Le récit qu’en fait Edmond About, jour par jour, propose en quelque sorte la coupe stratigraphique d’une Europe qui s’amuse entre deux grands conflits. Paris, Strasbourg, Karlsruhe, Stuttgart, Ulm, Munich, Vienne, Budapest, Bucarest, en quatre jours, puis au bord de la Mer Noire, les passagers embarquent sur un bateau jusqu’en Bulgarie. Ils reprennent le train jusqu’à Varna, puis de nouveau le bateau jusqu’au Bosphore pour atteindre la destination finale d’Istanbul. Il faudra encore quelques années pour que le parcours soit complet.
Nous nous retrouvons dans une vie étonnante où les grands de ce monde-là, ou leurs plus proches collaborateurs diplomatiques, accueillent eux-mêmes ces passagers exceptionnels, les invitent parfois à les visiter en faisant un écart non prévu. Ces princes régnants sont entre autres : Louis II de Bavière, François-Joseph d’Autriche-Hongrie, Alexandre Ier de Serbie, Carol Ier de Roumanie et Ferdinand de Bulgarie. La reine de Roumanie leur lira des poèmes et Ferdinand de Bulgarie souhaitera conduire lui-même le train.
Nous nous retrouvons surtout plongés dans une métaphore du maître et de l’esclave. Les paysages aperçus depuis les fenêtres du train ressemblent à des espaces sauvages où personne ne s’aventure jamais, comme dans la « Flèche jaune », ce train qui ne s’arrête jamais, décrit avec une ironie décapante par Viktor Pelevine dans un conte sans pitié.
La plupart des passagers ne songent même pas que les paysans entraperçus aient une vie propre. Ils seront cependant la chair à canons des guerres à venir et grossiront le peuple en marche des révolutions.
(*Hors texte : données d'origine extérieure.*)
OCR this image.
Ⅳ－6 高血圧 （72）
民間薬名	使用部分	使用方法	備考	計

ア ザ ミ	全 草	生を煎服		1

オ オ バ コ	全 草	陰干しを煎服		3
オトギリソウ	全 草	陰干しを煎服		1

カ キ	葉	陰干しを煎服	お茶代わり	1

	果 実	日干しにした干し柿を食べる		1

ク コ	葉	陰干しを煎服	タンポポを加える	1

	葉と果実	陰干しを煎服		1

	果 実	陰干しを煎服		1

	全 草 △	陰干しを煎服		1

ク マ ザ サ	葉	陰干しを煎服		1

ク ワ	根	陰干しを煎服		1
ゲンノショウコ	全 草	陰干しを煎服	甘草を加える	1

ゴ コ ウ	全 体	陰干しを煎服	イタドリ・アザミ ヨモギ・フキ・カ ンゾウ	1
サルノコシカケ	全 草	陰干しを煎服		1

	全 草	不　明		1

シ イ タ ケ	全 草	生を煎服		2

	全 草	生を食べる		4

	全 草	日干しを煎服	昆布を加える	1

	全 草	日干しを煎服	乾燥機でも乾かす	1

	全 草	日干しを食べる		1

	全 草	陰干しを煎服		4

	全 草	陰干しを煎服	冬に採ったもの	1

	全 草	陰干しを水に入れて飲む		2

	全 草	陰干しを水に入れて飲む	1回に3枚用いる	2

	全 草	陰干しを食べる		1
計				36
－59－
Mais il n’en est pas de même d’Edmond About. En traversant la Bulgarie il note : ‘La voie traverse sans façons deux ou trois cimetières turcs dont les stèles déjetées, frustes ou brisées, nous feraient croire à un abandon séculaire, d’autant plus qu’il n’y reste pas un cyprès, pas un seul de ces arbres dont les musulmans ont coutume d’ombrager le champ de leurs morts. Cette désolation funèbre me fait penser naturellement aux vivants. Que deviendront les Turcs en Bulgarie ? »
Pour un instant, le détour pris par l’écrivain vers la question de la coexistence religieuse, dans laquelle il évoque l’ombre d’une Algérie récemment colonisée par la France, fait irruption dans l’Europe contemporaine.
« Notre justice et notre humanité seront mises tous les jours à d’étranges épreuves par cette liquidation européenne qui vient de commencer sous nos yeux : d’un côté la ruine et la désolation des anciennes provinces turques nous portent à maudire un régime qui dévastait et stérilisait tout ; de l’autre, il est bien malaisé d’applaudir la réparation de l’injustice par l’injustice et l’expulsion d’une barbarie par une autre. »
On croirait lire un quotidien daté de ce matin !
L’Orient-Express. Edmond About. Collection Heureux qui comme,…conçue et produite par Marc Wiltz et dirigée par Emilie Cappella. Magellan et Cie en partenariat avec Geo.